Taking the Leap into Social Media is a Lot Like Having a Child, I’m Sure
You think, in joining Social Media you will be sucked down into a vortex of self absorption and emulation for a proxy-self, something that you may have spawned but now has a demanding, poopy schedule of its own you are enslaved to.
That happens at first. Or rather, after those first panicked weeks when you check your Facebook status and @mentions dreadingly, but also impatiently, to find over and over it’s wielded nothing. Then you start listening to the others, seeing how they bbq-ed with neighbors last weekend, or ranted about the latest post on Wildalksky (and you wouldn’t have even seen it if it weren’t for this account!). You begin to wield not just the RT but the MT. You DM the Dean. Baby steps to toddler steps. Buy-in begins.
So there is a phase—three months, three years—when you are the self-absorbed schmuck you feared you would be. The vast ocean of the Internet has become merely a mirror to hold yourself up to. It matters that your high school sweetheart thumbed-upped your t-shirt bargain find. You’re really frowning as you post your unhappyface in the comments section of a friend’s status update on the dog. :( You count your followers, checking and rechecking.

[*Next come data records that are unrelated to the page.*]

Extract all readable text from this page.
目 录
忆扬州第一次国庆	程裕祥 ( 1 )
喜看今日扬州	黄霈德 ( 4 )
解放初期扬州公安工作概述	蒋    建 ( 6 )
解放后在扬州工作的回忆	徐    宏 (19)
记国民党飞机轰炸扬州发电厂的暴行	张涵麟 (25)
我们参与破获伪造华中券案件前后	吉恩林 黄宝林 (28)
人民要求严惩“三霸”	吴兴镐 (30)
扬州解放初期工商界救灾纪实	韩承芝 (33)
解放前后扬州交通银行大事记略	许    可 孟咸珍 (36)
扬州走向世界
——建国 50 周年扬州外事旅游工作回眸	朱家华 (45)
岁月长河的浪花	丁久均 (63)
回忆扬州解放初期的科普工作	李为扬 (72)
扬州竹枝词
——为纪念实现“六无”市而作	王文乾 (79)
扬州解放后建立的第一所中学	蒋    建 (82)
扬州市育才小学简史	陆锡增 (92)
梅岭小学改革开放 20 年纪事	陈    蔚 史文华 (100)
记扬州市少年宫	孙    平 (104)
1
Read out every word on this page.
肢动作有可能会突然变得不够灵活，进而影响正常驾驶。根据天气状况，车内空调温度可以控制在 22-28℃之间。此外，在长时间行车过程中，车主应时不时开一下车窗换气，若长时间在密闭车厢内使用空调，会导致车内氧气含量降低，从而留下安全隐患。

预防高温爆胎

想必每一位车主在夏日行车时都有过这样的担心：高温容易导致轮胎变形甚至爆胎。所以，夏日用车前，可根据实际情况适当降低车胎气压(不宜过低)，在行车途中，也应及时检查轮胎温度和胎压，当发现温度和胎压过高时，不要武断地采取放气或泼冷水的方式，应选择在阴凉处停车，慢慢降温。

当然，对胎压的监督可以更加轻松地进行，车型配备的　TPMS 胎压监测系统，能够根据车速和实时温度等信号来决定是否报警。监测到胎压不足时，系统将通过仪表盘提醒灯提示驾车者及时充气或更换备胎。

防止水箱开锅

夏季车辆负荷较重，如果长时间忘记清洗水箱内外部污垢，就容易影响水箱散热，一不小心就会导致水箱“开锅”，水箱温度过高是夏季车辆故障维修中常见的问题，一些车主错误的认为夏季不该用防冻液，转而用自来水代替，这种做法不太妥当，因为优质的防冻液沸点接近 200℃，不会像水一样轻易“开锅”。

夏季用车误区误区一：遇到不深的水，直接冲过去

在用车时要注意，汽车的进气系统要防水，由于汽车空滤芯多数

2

If you could, you would Google yourself Googling yourself.
But, like having children, most people move on. The movie gets old, or more precisely, familiar. You realize that the ever-changing landscape of evolving social whateverness keeps rolling when you go on vacation for two weeks to a truly wireless cottage on Lake Michigan. No one greets you when you return from your journey. But neither do they thumbsdown your frown. And those unfollowers? You’ve been known to unfollow a little bit here and there.
And the real point here is that media exists with which to be social, but you are the social medium. Sure, you never read a book the same way again, now periodically pausing to check your e-mail with your phone. It’s not unheard of to tap out an RT from a bathroom stall.
But the whole idea of luxury—appliances, shortcuts, convenience—was that we would have more time to ourselves, to spend hours in our own brains and bodies and feelings at a stretch. Logging into the world of social media, you remain about as social as you always were, and want to be.